Living Loved
At the request of a young friend, Henri Nouwen wrote a book entitled, Life of the Beloved. In it, he shared what he considered the most essential truth for living loved in the world: the truth of what God says about you. In his own life, Nouwen struggled to find self-acceptance until a word from God changed his thinking and his heart. He found peace in a world that constantly distorts and contradicts the truth of who we really are through a scripture he claimed for himself: “This is my Son, whom I love; with him I am well pleased” (Matthew 3:16, NIV). Until he claimed these words, he ran himself ragged seeking someone or something that could convince him he was worthy of love.

Jesus’ life teaches us how to deal with what Nouwen calls a life-long spiritual battle – believing we are loved and chosen. Jesus lived listening to and working with his heavenly Father, so that when he was surrounded by rejection, he remained in touch with his true identity (John 14:10-11).
Here is how Nouwen described his life-changing insight:
“Long before any human being saw us, we are seen by God’s loving eyes. Long before anyone heard us cry or laugh, we are heard by our God who is all ears for us. Long before any person spoke to us in this world, we are spoken to by the voice of eternal love. Our preciousness, uniqueness, and individuality are not given to us by those who meet us in our brief chronological existence, but by the One who has chosen us with an everlasting love that existed from all eternity and will last through all eternity.”1
Claiming the truth of who we really are is the first step in a journey of transformation overseen by the same Father Jesus knew and loved. The journey lasts a life time, because there are years of wrong thinking about God and ourselves that need to be changed. Seeing yourself for who you really are requires a constant returning to abide with God, to then go out and live life as his beloved son or daughter. Below are some of Nouwen’s suggestions along with some spiritual practices that can open you to the power of God’s Spirit who alone can transform the way you think and act in the world.

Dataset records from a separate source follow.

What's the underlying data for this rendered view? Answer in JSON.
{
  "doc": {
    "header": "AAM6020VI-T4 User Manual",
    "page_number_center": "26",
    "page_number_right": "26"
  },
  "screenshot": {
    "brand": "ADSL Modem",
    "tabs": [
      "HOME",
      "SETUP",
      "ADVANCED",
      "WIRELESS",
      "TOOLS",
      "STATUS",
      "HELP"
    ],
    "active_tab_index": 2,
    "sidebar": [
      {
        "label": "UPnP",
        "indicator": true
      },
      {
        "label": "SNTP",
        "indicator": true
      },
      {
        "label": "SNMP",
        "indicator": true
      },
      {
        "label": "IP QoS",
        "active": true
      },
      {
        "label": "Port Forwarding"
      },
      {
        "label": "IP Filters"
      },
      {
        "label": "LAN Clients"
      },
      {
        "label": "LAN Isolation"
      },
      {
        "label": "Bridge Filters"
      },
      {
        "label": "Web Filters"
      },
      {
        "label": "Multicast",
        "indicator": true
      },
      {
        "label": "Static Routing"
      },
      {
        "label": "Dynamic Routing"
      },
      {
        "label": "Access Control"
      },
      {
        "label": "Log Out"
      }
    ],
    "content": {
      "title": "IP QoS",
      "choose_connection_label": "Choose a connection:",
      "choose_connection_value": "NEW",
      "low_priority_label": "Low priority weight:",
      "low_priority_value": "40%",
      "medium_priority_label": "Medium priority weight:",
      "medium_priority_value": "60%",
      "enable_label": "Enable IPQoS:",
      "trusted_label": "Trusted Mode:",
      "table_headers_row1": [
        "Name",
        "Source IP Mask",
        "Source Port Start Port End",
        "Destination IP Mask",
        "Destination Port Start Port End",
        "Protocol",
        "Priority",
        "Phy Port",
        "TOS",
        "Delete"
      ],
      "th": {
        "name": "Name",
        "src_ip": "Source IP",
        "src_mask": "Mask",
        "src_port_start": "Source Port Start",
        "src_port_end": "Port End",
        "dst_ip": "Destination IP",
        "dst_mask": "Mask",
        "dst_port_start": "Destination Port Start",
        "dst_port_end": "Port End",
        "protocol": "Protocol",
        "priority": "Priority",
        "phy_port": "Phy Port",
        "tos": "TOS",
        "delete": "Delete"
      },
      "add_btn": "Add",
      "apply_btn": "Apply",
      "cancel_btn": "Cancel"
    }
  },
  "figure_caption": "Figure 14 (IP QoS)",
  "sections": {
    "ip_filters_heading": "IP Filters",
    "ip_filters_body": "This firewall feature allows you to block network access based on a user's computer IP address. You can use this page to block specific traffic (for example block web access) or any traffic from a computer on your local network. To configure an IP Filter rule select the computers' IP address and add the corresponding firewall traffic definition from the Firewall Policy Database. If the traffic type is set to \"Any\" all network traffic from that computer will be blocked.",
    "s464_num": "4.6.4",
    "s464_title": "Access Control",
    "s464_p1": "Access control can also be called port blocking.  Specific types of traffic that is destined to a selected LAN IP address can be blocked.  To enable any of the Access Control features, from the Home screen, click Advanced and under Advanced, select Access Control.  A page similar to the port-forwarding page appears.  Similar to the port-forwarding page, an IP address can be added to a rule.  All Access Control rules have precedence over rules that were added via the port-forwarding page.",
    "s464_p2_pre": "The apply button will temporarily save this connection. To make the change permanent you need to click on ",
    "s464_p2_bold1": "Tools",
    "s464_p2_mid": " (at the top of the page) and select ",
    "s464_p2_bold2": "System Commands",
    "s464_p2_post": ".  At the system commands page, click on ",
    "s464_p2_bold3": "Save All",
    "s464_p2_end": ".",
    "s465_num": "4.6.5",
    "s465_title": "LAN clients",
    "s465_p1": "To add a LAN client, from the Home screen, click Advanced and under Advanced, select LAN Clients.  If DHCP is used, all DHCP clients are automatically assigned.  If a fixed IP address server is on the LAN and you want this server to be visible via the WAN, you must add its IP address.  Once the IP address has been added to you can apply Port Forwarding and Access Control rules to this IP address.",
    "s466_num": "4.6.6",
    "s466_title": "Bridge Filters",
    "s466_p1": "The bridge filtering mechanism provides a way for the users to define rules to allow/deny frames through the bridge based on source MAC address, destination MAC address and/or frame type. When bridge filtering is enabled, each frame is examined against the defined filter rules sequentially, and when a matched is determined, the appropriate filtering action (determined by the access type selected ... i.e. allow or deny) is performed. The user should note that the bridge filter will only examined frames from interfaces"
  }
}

Nouwen suggests every time you feel hurt, offended, or rejected, you dare to say to yourself:
“These feelings are strong, but they are not telling me the truth about myself. Even though I can’t feel it right now, the truth is that I am a chosen child of God, precious in his eyes, and called the beloved from all eternity. If we allow these emotions, feelings, or passions to seduce us they will lead us into self-condemnation and self-rejection. The word of God, on the other hand, will unmask the world’s manipulative, controlling and power-hungry voices”.2
The word of God is powerful and penetrates deep within us, searching and confronting wrong thoughts and attitudes. Meditating on the scriptures and memorizing them renews our thinking (Eph. 1:3-21, Rom. 12-1-2). With time, as we go about our daily lives we can learn to recognize the voice of God similar to when a close friend calls us on the phone. Knowing Scripture provides the way for us to distinguish the sound of God’s voice from all others by its content, its tone and even its tenor.
Secondly, Nouwen suggests that we spend time with people and frequent places where our truth is spoken and where we are reminded of our deepest identity as God’s chosen one. Our companions in Bible study groups, at church, and in fellowship and support groups will remind us. Nevertheless, since their love is imperfect and limited, we must make a personal decision to receive their efforts.
Third, whenever we are reminded of our belovedness we should journal it. Think about it. Feel it deeply. This includes saying “thank you” to God for having chosen us, and “thank you” to all who remind us of our belovedness. Situations like someone’s kindness, an event that turns out well, a problem solved, a relationship restored, a wound healed are all reasons for thanksgiving. But we must be intentional about practicing gratitude. Otherwise, if we persist in looking at the negative, any of those same situations, will give us reasons to be critical, skeptical and cynical.
“When an event turns out well, it could have been better, when a problem is solved, there often emerges another in its place, when a relationship is restored there is always the question for how long, when a wound is healed, there may be left over pain”.3
Choosing to be bitter will make us miss all that is true, noble, right, pure, lovely, admirable, excellent or praiseworthy all around us (Phil. 4:4-8). The practice of gratitude is one of the most fruitful ways of deepening our awareness of God and his work in the world.
Embedded in Nouwen’s three suggestions is evidence that the disciplines of meditation, memorization of scripture, learning in community, journaling and gratitude make space for us to experience God’s powerfully transforming love. He is able to shape our identity and integrity, so that we can live loved and respond in obedience to him no matter what is going on in our lives.